Originally created 03/06/03

News you can use



BACK IN TIME

MARCH 6, 1936

Bobby Jones, "here on business," as he put it, stepped from under the shower in his suite at the Partridge Inn last night and declared as he stroked his sun-tanned body with a towel, "I am scoring much better than I am shooting," his way of saying that luck has played a big part in the sub-par rounds he shot consistently in Florida recently.

Sincerely, the Emperor, whose tournament play is confined to the Masters here, and who has finished far back in the two previous events, remarked that it is doubtful if his magic mastery of 1930 - his grand slam year - could be recaptured in time to give him a victory in the 1936 Masters scheduled next month.

(For a look at history through the pages of The Augusta Chronicle, subscribe to augustaarchives.com.)

AROUND TOWN

Activities and entertainment events scheduled for this week include:

THURSDAY

LEARN TO ROW CLASSES: The Augusta Rowing Club will present a Learn to Row class at 6:30 p.m. at The Boathouse, Savannah River. The class is the first of 10 lessons. The cost is $80 per person and $25 of the cost goes toward a membership fee. For more information, call (803) 278-0003.

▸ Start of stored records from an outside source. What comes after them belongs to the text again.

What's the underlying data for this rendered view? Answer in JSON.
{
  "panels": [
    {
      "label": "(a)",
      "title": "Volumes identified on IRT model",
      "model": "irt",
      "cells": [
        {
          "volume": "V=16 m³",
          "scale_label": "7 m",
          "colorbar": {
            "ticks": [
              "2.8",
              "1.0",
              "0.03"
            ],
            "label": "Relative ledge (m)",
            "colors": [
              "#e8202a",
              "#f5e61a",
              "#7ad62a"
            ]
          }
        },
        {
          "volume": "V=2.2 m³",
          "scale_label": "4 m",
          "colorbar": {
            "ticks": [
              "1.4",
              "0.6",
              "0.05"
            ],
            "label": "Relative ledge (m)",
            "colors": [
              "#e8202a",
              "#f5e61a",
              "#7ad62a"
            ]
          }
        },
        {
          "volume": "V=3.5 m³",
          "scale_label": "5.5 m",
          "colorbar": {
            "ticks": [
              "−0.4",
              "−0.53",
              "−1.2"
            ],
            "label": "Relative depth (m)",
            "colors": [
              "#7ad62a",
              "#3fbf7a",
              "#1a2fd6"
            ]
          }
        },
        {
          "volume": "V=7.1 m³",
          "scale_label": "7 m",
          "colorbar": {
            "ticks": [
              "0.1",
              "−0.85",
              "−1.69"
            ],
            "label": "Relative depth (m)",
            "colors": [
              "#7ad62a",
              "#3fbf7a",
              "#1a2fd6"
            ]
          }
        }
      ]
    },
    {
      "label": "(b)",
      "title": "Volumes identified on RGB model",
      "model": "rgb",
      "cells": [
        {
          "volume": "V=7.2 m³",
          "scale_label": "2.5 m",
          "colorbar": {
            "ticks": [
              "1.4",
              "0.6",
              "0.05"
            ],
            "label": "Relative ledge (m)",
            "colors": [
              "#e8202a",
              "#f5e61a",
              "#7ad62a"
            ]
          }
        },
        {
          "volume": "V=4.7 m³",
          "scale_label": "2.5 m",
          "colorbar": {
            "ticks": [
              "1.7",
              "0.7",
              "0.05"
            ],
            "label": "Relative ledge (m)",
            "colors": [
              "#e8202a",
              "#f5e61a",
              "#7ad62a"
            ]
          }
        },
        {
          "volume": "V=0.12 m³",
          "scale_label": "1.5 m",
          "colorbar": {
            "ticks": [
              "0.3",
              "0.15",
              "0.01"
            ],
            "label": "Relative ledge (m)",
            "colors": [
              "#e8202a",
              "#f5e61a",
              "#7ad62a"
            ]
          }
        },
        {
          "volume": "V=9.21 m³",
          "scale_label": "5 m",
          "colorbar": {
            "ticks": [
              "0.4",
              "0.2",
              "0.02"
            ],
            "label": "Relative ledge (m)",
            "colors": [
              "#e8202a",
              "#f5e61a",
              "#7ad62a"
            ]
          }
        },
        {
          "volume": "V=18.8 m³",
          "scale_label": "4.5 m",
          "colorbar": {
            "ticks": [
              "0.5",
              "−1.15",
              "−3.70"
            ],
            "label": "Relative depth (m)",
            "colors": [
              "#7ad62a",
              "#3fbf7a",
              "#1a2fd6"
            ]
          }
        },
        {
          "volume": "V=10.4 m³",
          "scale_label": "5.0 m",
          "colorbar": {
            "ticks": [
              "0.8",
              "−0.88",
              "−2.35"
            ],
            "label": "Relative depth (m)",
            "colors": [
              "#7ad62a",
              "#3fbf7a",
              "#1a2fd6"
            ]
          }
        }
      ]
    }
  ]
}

AUGUSTA COMMISSION MEETING: The Special Work Session of the Augusta Commission will meet from 3 to 5:30 p.m. at the eighth-floor commission chamber of the municipal building, 530 Greene St. The meeting is open to the public.

FRIDAY

DOMESTIC VIOLENCE PHONE DRIVE: WJBF-TV and Giving Your Best Partners will accept used wireless phones from 3 to 7 p.m. at Cellular One, 3241 Washington Road. Through the National HopeLine program, Cellular One collects used cell phones, enabling access to emergency services with enhanced 911 capabilities. Phones will benefit Safe Homes, Cumbee Center and the Salvation Army for their efforts with domestic violence victims. For more information, call 722-6664.

TRAINING CONFERENCE: A training conference and workshop will be from 8:30 a.m. to 3 p.m. at the Savannah Rapids Pavilion, Loblolly Pine Room, Evans to Locks Road. Dr. Marlene M. Rosenkoetter will lead the conference and discuss preparations for adjusting to retirement and later life. The registration fee is $10 and includes lunch. Registration is required. For more information, call 826-4480, ext. 200.

WONDERFUL WATER

Dehydration can be a matter of life and death. But the danger is higher for the elderly and the very young.

With dehydration, your blood volume goes down. The heart must pump faster to make up the difference, putting stress on the cardiovascular system.

Lower blood volume also means your body doesn't cool down as efficiently, so you're more liable to overheat. Dizziness and faintness can also result.

A water loss of just 2 to 3 percent can diminish your performance.

- Dallas Morning News

DRINK UP

Here are some things to consider before drinking something besides water:

  • 75 percent of Americans are chronically dehydrated. The No. 1 trigger of daytime fatigue is lack of water.
  • In 37 percent of Americans, the thirst mechanism is so weak it is often mistaken for hunger.
  • A primary cause of Alzheimer's disease is chronic dehydration.
  • The majority of asthma cases are really misdiagnosed cases of chronic dehydration.
  • A way to prevent migraines is regular intake of water.
  • Dry mouth is the last sign of dehydration.
  • Every function of the body is monitored and regulated by the efficient flow of water.
  • Source: To Your Health, Quakertown, Pa.

    WHAT A FEELING

    In a recent study, women were in a better mood after 10 minutes of walking, in an even better mood after 20 minutes of walking and in an even better mood than that after 30 minutes. Then the effects plateaued.